All in all, given the myriad problems we are facing, I just don’t get all the fuss and fury about a guy who is so cocksure the world would be a better place once it knew how endowed he is. Is this really news? Perhaps Mr. Weiner should have taken a lesson from Gustave Flaubert, the French writer who faced his own demons when it came to keeping it under wraps. In the autumn of 1850, while visiting Cairo, Jerusalem and Beirut, Flaubert availed himself of their many bordellos. Upon his eventual arrival in Istanbul he discovered he was suffering from a raging case of syphilis. He wrote of his “problème” in his journal, including meticulous descriptions of his penis as the disease advanced.
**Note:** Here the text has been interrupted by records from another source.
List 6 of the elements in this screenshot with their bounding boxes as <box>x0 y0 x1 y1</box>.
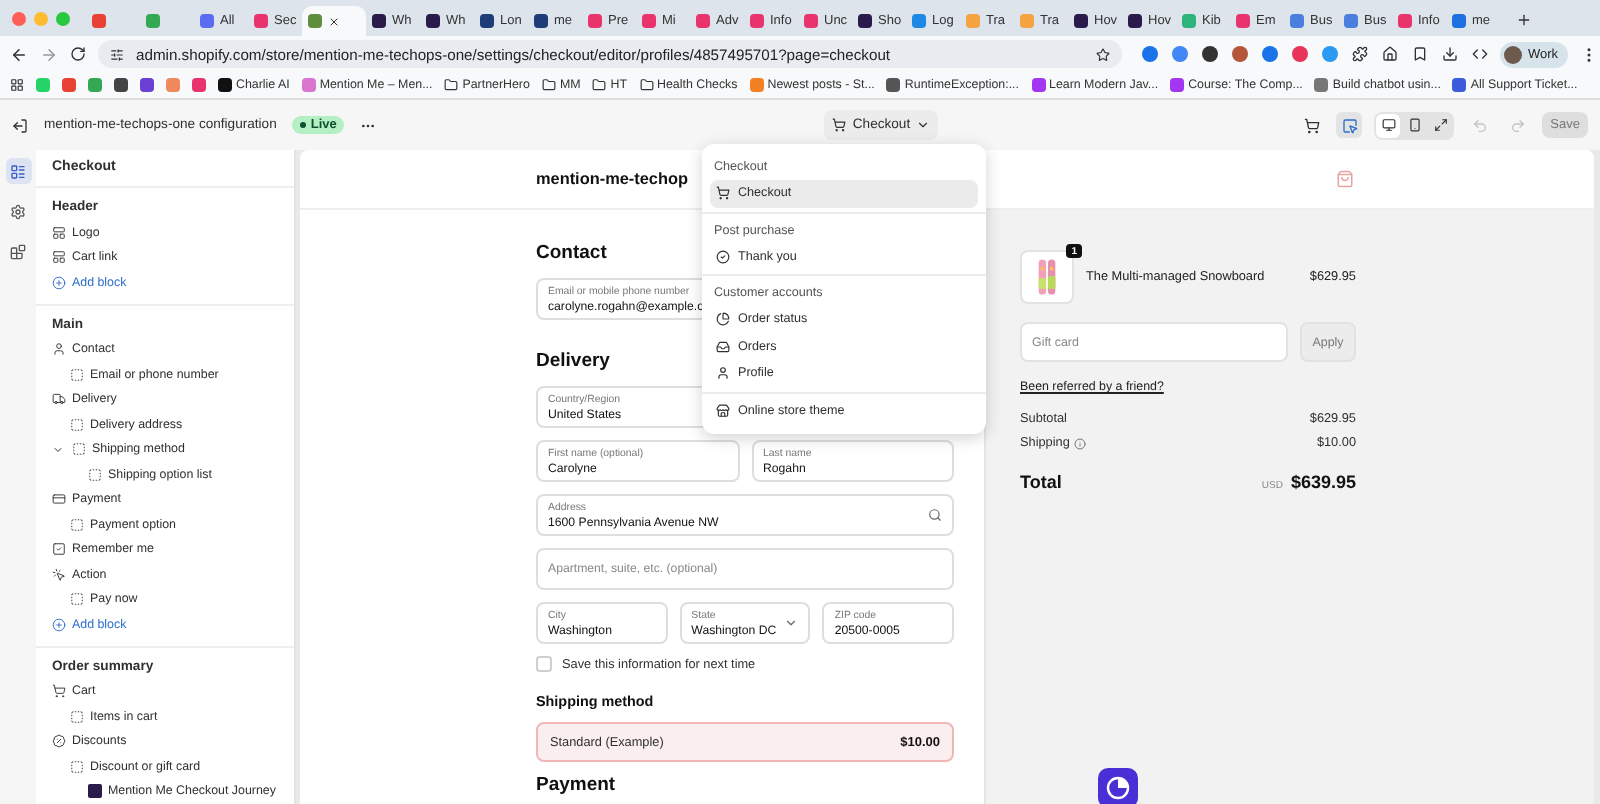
section-heading: Contact <box>536 242 607 264</box>
total-label: Total <box>1020 472 1062 492</box>
section-heading: Delivery <box>536 350 610 372</box>
total-value: $639.95 <box>1290 472 1356 492</box>
section-heading: Payment <box>536 774 616 796</box>
store-name: mention-me-techop <box>534 170 690 188</box>
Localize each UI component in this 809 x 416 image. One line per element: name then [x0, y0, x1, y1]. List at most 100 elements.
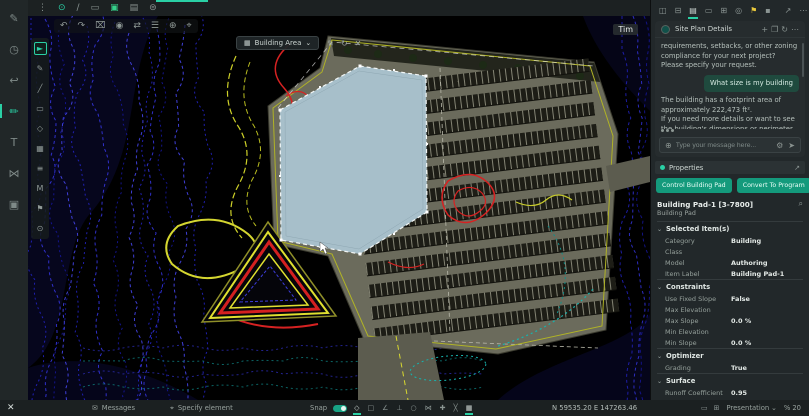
section-header[interactable]: ⌄Optimizer — [657, 348, 803, 362]
snap-perpendicular-icon[interactable]: ⊥ — [395, 403, 403, 413]
node-tool-icon[interactable]: ⋈ — [6, 165, 22, 181]
flag-icon[interactable]: ⚑ — [749, 4, 758, 17]
chat-message-input[interactable] — [676, 142, 772, 149]
snap-nearest-icon[interactable]: ╳ — [453, 403, 459, 413]
presentation-mode-button[interactable]: Presentation ⌄ — [726, 404, 776, 412]
snap-toggle[interactable] — [333, 405, 347, 412]
section-header[interactable]: ⌄Surface — [657, 373, 803, 387]
property-value[interactable]: 0.0 % — [731, 339, 751, 347]
property-value[interactable]: Authoring — [731, 259, 768, 267]
panel-columns-icon[interactable]: ◫ — [658, 4, 668, 17]
edit-tool-icon[interactable]: ✏ — [6, 103, 22, 119]
more-icon[interactable]: ⋯ — [791, 25, 799, 34]
selected-layer-chip[interactable]: ▦ Building Area ⌄ — [236, 36, 319, 50]
property-value[interactable]: True — [731, 364, 747, 372]
property-value[interactable]: 0.0 % — [731, 317, 751, 325]
map-canvas[interactable]: ↶ ↷ ⌧ ◉ ⇄ ☰ ⊕ ⌖ ► ✎ ╱ ▭ ◇ ▦ ≡ M ⚑ ⊙ ▦ Building Area ⌄ ✎ ↻… — [28, 16, 650, 400]
snap-grid-icon[interactable]: □ — [367, 403, 376, 413]
select-tool-icon[interactable]: ► — [34, 42, 47, 55]
convert-to-program-button[interactable]: Convert To Program — [737, 178, 809, 193]
messages-label: Messages — [102, 404, 135, 412]
text-tool-icon[interactable]: T — [6, 134, 22, 150]
snap-midpoint-icon[interactable]: ✚ — [439, 403, 447, 413]
chat-message-list[interactable]: requirements, setbacks, or other zoning … — [655, 38, 805, 129]
target-view-icon[interactable]: ◎ — [734, 4, 743, 17]
card-view-icon[interactable]: ▭ — [704, 4, 714, 17]
refresh-selection-icon[interactable]: ↻ — [341, 39, 348, 48]
measure-icon[interactable]: M — [34, 182, 47, 195]
history-icon[interactable]: ◷ — [6, 41, 22, 57]
drag-handle-icon[interactable]: ⋮ — [38, 4, 47, 13]
diamond-tool-icon[interactable]: ◇ — [34, 122, 47, 135]
snap-angle-icon[interactable]: ∠ — [381, 403, 389, 413]
new-chat-icon[interactable]: + — [761, 25, 768, 34]
properties-section-bar[interactable]: Properties ↗ — [655, 161, 805, 174]
chat-input-row: ⊕ ⚙ ➤ — [659, 137, 801, 153]
collapse-caret-icon: ⌄ — [657, 353, 662, 360]
flag-icon[interactable]: ⚑ — [34, 202, 47, 215]
edit-selection-icon[interactable]: ✎ — [327, 39, 334, 48]
table-view-icon[interactable]: ▤ — [688, 4, 698, 17]
remove-selection-icon[interactable]: ✕ — [355, 39, 362, 48]
grid-view-icon[interactable]: ⊞ — [719, 4, 728, 17]
list-icon[interactable]: ≡ — [34, 162, 47, 175]
hook-tool-icon[interactable]: ↩ — [6, 72, 22, 88]
messages-button[interactable]: ✉ Messages — [92, 400, 135, 416]
image-tool-icon[interactable]: ▣ — [6, 196, 22, 212]
layout-icon[interactable]: ▭ — [701, 404, 708, 412]
expand-panel-icon[interactable]: ↗ — [784, 4, 793, 17]
control-building-pad-button[interactable]: Control Building Pad — [656, 178, 732, 193]
property-value[interactable]: 0.95 — [731, 389, 747, 397]
site-plan-map[interactable] — [28, 16, 650, 400]
popout-icon[interactable]: ❐ — [771, 25, 778, 34]
delete-icon[interactable]: ⌧ — [95, 21, 105, 31]
property-row: Use Fixed SlopeFalse — [657, 293, 803, 304]
point-tool-icon[interactable]: ⊙ — [58, 4, 66, 13]
undo-icon[interactable]: ↶ — [60, 21, 68, 31]
property-value[interactable]: Building Pad-1 — [731, 270, 784, 278]
snap-vertex-icon[interactable]: ◇ — [353, 403, 360, 413]
send-icon[interactable]: ➤ — [788, 141, 795, 150]
polygon-tool-icon[interactable]: ▣ — [110, 4, 119, 13]
specify-element-hint: ⌖ Specify element — [170, 400, 233, 416]
snap-center-icon[interactable]: ○ — [410, 403, 418, 413]
chat-message-user: What size is my building — [704, 75, 799, 93]
close-icon[interactable]: ✕ — [7, 400, 15, 416]
section-header[interactable]: ⌄Constraints — [657, 279, 803, 293]
settings-icon[interactable]: ⚙ — [776, 141, 783, 150]
property-row: Runoff Coefficient0.95 — [657, 387, 803, 398]
panel-rows-icon[interactable]: ⊟ — [674, 4, 683, 17]
rect-tool-icon[interactable]: ▭ — [91, 4, 100, 13]
grid-toggle-icon[interactable]: ⊞ — [714, 404, 720, 412]
pen-tool-icon[interactable]: ✎ — [34, 62, 47, 75]
hatch-icon[interactable]: ▦ — [34, 142, 47, 155]
layers-icon[interactable]: ☰ — [151, 21, 159, 31]
line-draw-icon[interactable]: ╱ — [34, 82, 47, 95]
attach-icon[interactable]: ⊕ — [665, 141, 672, 150]
property-value[interactable]: Building — [731, 237, 761, 245]
search-icon[interactable]: ⌕ — [799, 199, 803, 209]
more-options-icon[interactable]: ⋯ — [798, 4, 808, 17]
dot-icon[interactable]: ▪ — [764, 4, 771, 17]
collapse-caret-icon: ⌄ — [657, 226, 662, 233]
rect-draw-icon[interactable]: ▭ — [34, 102, 47, 115]
property-value[interactable]: False — [731, 295, 750, 303]
refresh-icon[interactable]: ↻ — [781, 25, 788, 34]
target-icon[interactable]: ⌖ — [187, 21, 192, 31]
hatch-tool-icon[interactable]: ▤ — [130, 4, 139, 13]
chat-scrollbar[interactable] — [802, 43, 804, 77]
visibility-icon[interactable]: ◉ — [115, 21, 123, 31]
snap-point-icon[interactable]: ⊙ — [34, 222, 47, 235]
circle-tool-icon[interactable]: ⊜ — [149, 4, 157, 13]
line-tool-icon[interactable]: ∕ — [77, 4, 80, 13]
redo-icon[interactable]: ↷ — [78, 21, 86, 31]
add-icon[interactable]: ⊕ — [169, 21, 177, 31]
properties-bar-label: Properties — [669, 164, 703, 172]
expand-properties-icon[interactable]: ↗ — [794, 164, 800, 172]
snap-intersection-icon[interactable]: ⋈ — [424, 403, 433, 413]
scale-indicator[interactable]: % 20 — [784, 404, 801, 412]
draw-icon[interactable]: ✎ — [6, 10, 22, 26]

When he arrived at a new (for him) brothel in Istanbul, a prostitute asked him to display his compromised phallus in order to prove he was not sick. Flaubert refused. “I acted the monsieur,” he wrote to a friend, “and jumped down from the bed, saying loudly that she was insulting me, that such behavior was revolting to a gentleman.” Now that is class, no? Mr. Weiner, while interested in the role his penis plays in current affairs, could have been just a little more circumspect. It just goes to show you that Mr. Weiner doesn’t know dick.